“要不……咱们退一部分单子吧?”二车间的主任是个实在人,憋了半天憋出一句,“哪怕赔点违约金,也比把名声搞臭了强。现在工人都在拼命,再逼下去要出人命的。”
“退单?”林伟猛地站起来,“你知不知道退单意味着什么?嘉陵那是国企,咱们签的是独家供货协议!只要退一次,那就是违约,以前建立的信用全完了!王建国正愁没借口踢咱们出局呢!”
“那你说咋办?”梅老坎把安全帽往桌上一摔,“机器都冒烟了!昨天又有两个工人累晕在机床上!咱们这是造摩托车配件,不是造原子弹,犯不着把命搭进去!”
“不拼命哪来的钱?”林伟红着眼吼回去,“现在全村人都指着这厂子吃饭,要是嘉陵断了供,咱们拿什么发工资?拿什么还原材料款?”
“那也不能这么干!这是杀鸡取卵!”
“不干就得死!”
吵闹声越来越大,像菜市场一样混乱。
“够了!”
一声暴喝,压住了所有的嘈杂。
吕家军站起身,目光冷冷地扫过每一个人。会议室瞬间安静下来,只剩下急促的呼吸声。
他走到墙上那张县域地图前,拿起红笔,在县城边缘的一个位置重重画了个圈。
“谁也不许退单。这块骨头,咱们不仅要啃,还要连渣都吞下去。”
众人顺着他的笔尖看去。
“县农机二厂?”梅老坎愣住了,“军娃子,你疯了?那是个死厂啊!都停产半年了,院子里的草比人还高!”
“设备还在,厂房是现成的砖瓦结构,通水通电。”吕家军盯着那个红圈,眼神灼热,“最重要的是,那里有三百个熟练工,正饿得嗷嗷叫。只要把电闸推上去,把图纸发下去,那里就是现成的产能!”

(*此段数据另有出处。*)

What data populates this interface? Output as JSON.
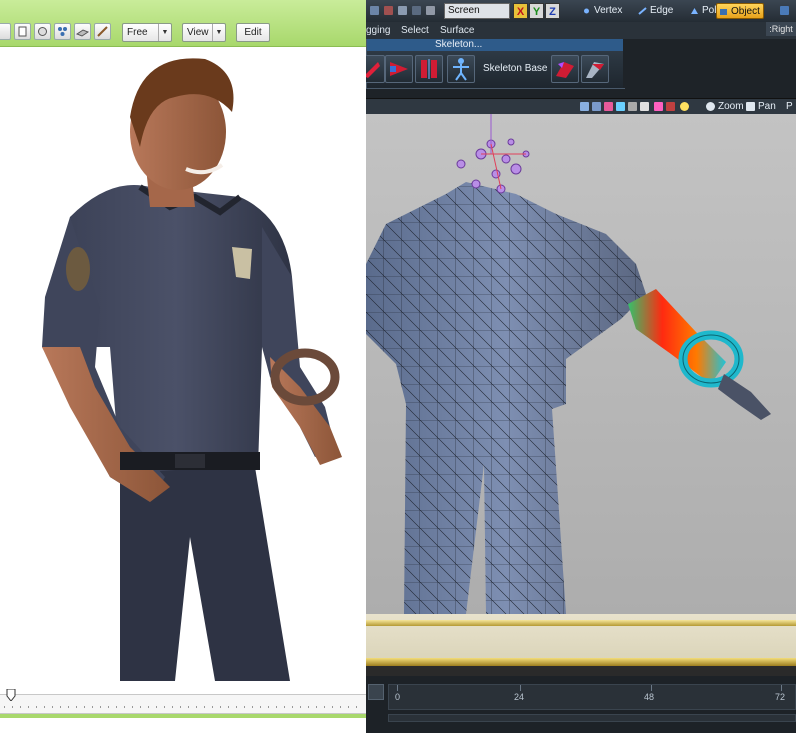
{
  "left_app": {
    "toolbar": {
      "camera_mode": "Free",
      "view_menu": "View",
      "edit_button": "Edit"
    },
    "colors": {
      "toolbar": "#b6e07c",
      "accent": "#a8d86c"
    }
  },
  "right_app": {
    "toolbar": {
      "coordinate_space": "Screen",
      "axis_x": "X",
      "axis_y": "Y",
      "axis_z": "Z",
      "mode_vertex": "Vertex",
      "mode_edge": "Edge",
      "mode_polygon": "Polygon",
      "mode_object": "Object"
    },
    "tabs": [
      "gging",
      "Select",
      "Surface"
    ],
    "view_label": ":Right",
    "skeleton_panel": {
      "title": "Skeleton...",
      "base_label": "Skeleton Base"
    },
    "viewport_toolbar": {
      "zoom": "Zoom",
      "pan": "Pan",
      "extra": "P"
    },
    "timeline": {
      "ticks": [
        "0",
        "24",
        "48",
        "72"
      ]
    },
    "colors": {
      "object_mode": "#f0b83a",
      "viewport": "#b8b8b8",
      "panel_header": "#2e5b8a"
    }
  }
}
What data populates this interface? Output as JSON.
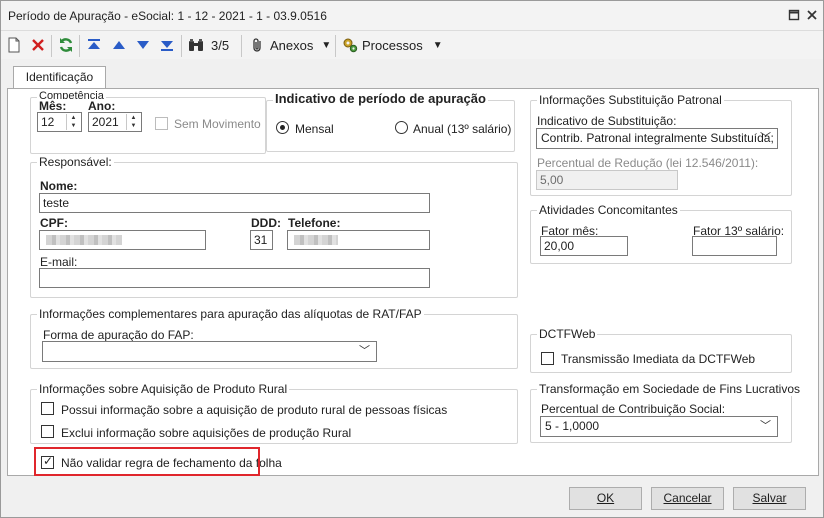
{
  "window": {
    "title": "Período de Apuração - eSocial: 1 - 12 - 2021 - 1 - 03.9.0516"
  },
  "toolbar": {
    "record_counter": "3/5",
    "anexos_label": "Anexos",
    "processos_label": "Processos"
  },
  "tabs": [
    {
      "label": "Identificação"
    }
  ],
  "competencia": {
    "group_title": "Competência",
    "mes_label": "Mês:",
    "mes_value": "12",
    "ano_label": "Ano:",
    "ano_value": "2021",
    "sem_movimento_label": "Sem Movimento",
    "sem_movimento_checked": false
  },
  "indicativo_periodo": {
    "title": "Indicativo de período de apuração",
    "options": [
      {
        "label": "Mensal",
        "selected": true
      },
      {
        "label": "Anual (13º salário)",
        "selected": false
      }
    ]
  },
  "responsavel": {
    "group_title": "Responsável:",
    "nome_label": "Nome:",
    "nome_value": "teste",
    "cpf_label": "CPF:",
    "ddd_label": "DDD:",
    "ddd_value": "31",
    "telefone_label": "Telefone:",
    "email_label": "E-mail:",
    "email_value": ""
  },
  "substituicao_patronal": {
    "group_title": "Informações Substituição Patronal",
    "indicativo_label": "Indicativo de Substituição:",
    "indicativo_value": "Contrib. Patronal integralmente Substituída;",
    "percentual_label": "Percentual de Redução  (lei 12.546/2011):",
    "percentual_value": "5,00"
  },
  "atividades_concomitantes": {
    "group_title": "Atividades Concomitantes",
    "fator_mes_label": "Fator mês:",
    "fator_mes_value": "20,00",
    "fator_13_label": "Fator 13º salário:",
    "fator_13_value": ""
  },
  "rat_fap": {
    "group_title": "Informações complementares para apuração das alíquotas de RAT/FAP",
    "forma_label": "Forma de apuração do FAP:",
    "forma_value": ""
  },
  "dctfweb": {
    "group_title": "DCTFWeb",
    "transmissao_label": "Transmissão Imediata da DCTFWeb",
    "transmissao_checked": false
  },
  "produto_rural": {
    "group_title": "Informações sobre Aquisição de Produto Rural",
    "possui_label": "Possui informação sobre a aquisição de produto rural de pessoas físicas",
    "exclui_label": "Exclui informação sobre aquisições de produção Rural"
  },
  "nao_validar": {
    "label": "Não validar regra de fechamento da folha",
    "checked": true
  },
  "transformacao": {
    "group_title": "Transformação em Sociedade de Fins Lucrativos",
    "percentual_label": "Percentual de Contribuição Social:",
    "percentual_value": "5 - 1,0000"
  },
  "footer": {
    "ok_label": "OK",
    "cancelar_label": "Cancelar",
    "salvar_label": "Salvar"
  },
  "colors": {
    "highlight": "#e0262c",
    "accent_blue": "#2a5cc7",
    "green": "#2e8b3a",
    "red": "#d11f1f"
  }
}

“可是……”林伟咽了口唾沫,“收购那地方,得多少钱?”
“昨天我去谈过了。”吕家军转身,伸出一个巴掌,“五十万。买断所有设备的使用权和土地租赁权,外加全员接收安置。”
会议室里响起一片倒吸凉气的声音。
五十万。
在这个万元户都稀罕的年代,这就是个天文数字。
“咱们账上只有二十万。”林伟翻开账本,手有点抖,“而且这些钱大部分都要付下周的钢材款。要是挪用了,原材料一断,这边也得停产。”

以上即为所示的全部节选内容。